El primero es que no importa el número, sino la creatividad y la potencia. El SAT es una pequeña organización que se apoya en la mejor historia de los jornaleros andaluces y muestra que aun grupos muy pequeños pueden tomar la iniciativa, siendo audaces y valientes, para modificar de ese modo la rutina de la acción colectiva. Lo que un día parece subversión y espanta, con el tiempo se torna normal y resulta aceptado. El cambio siempre empieza siendo local, para luego volverse general.
El segundo, consiste en la legitimidad de las acciones, mucho más que en su legalidad. Si los de abajo no somos capaces de ir más allá de lo establecido, no hay cambios posibles.
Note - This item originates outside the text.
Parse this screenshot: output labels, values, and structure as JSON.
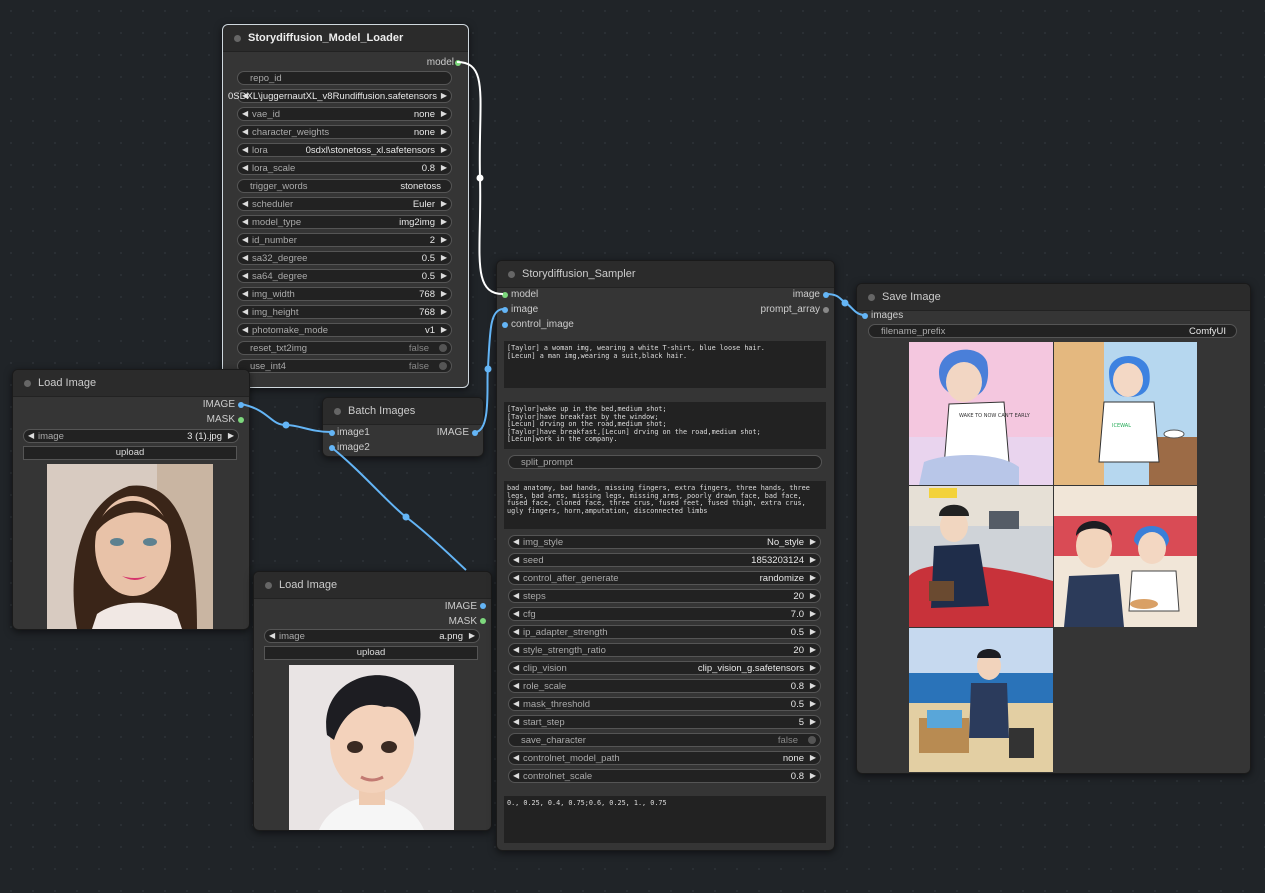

Eso supone correr riesgos, asumir la respuesta violenta y la posibilidad de pagar con cárcel la lucha por la justicia social. Siempre ha sido así. Hace apenas 30 años el aborto era ilegal en el Estado Español, hasta que pequeños grupos de feministas dieron el paso de hacer abortos, y de abortar, desafiando las restricciones legales y las represalias. Ninguna conquista es gratuita.
Por último, es mediante este tipo de acciones como los sectores populares se convierten en sujetos de su destino. Cuando los de abajo toman la vida cotidiana en sus manos están forjando poderes contrahegemónicos, locales primero, pero que pueden expandirse e inevitablemente terminan desafiando a los poderes estatales del arriba. Las clases sólo existen en situaciones de conflicto y eso supone dos partes, como señala Immanuel Wallerstein: Puede no haber ninguna clase, aunque esto es raro y transitorio. Puede haber una, y esto es lo más común. Puede haber dos, y esto es de lo más explosivo (El moderno sistema mundial, Siglo XXI, tomo I, p. 495).
De eso se trata. En plena crisis está cobrando forma una clase integrada por los más oprimidos, los del sótano, que van descubriéndose entre sí y van develando los modos y formas de la opresión, hasta mostrar a la luz pública a los expropiadores. Cuando esto sucede, cuando los de abajo se atreven a gritarle a la cara a los de arriba –nos enseña James C. Scott– es porque ha llegado el momento de las grandes y contundentes acciones, esas que no tienen marcha atrás.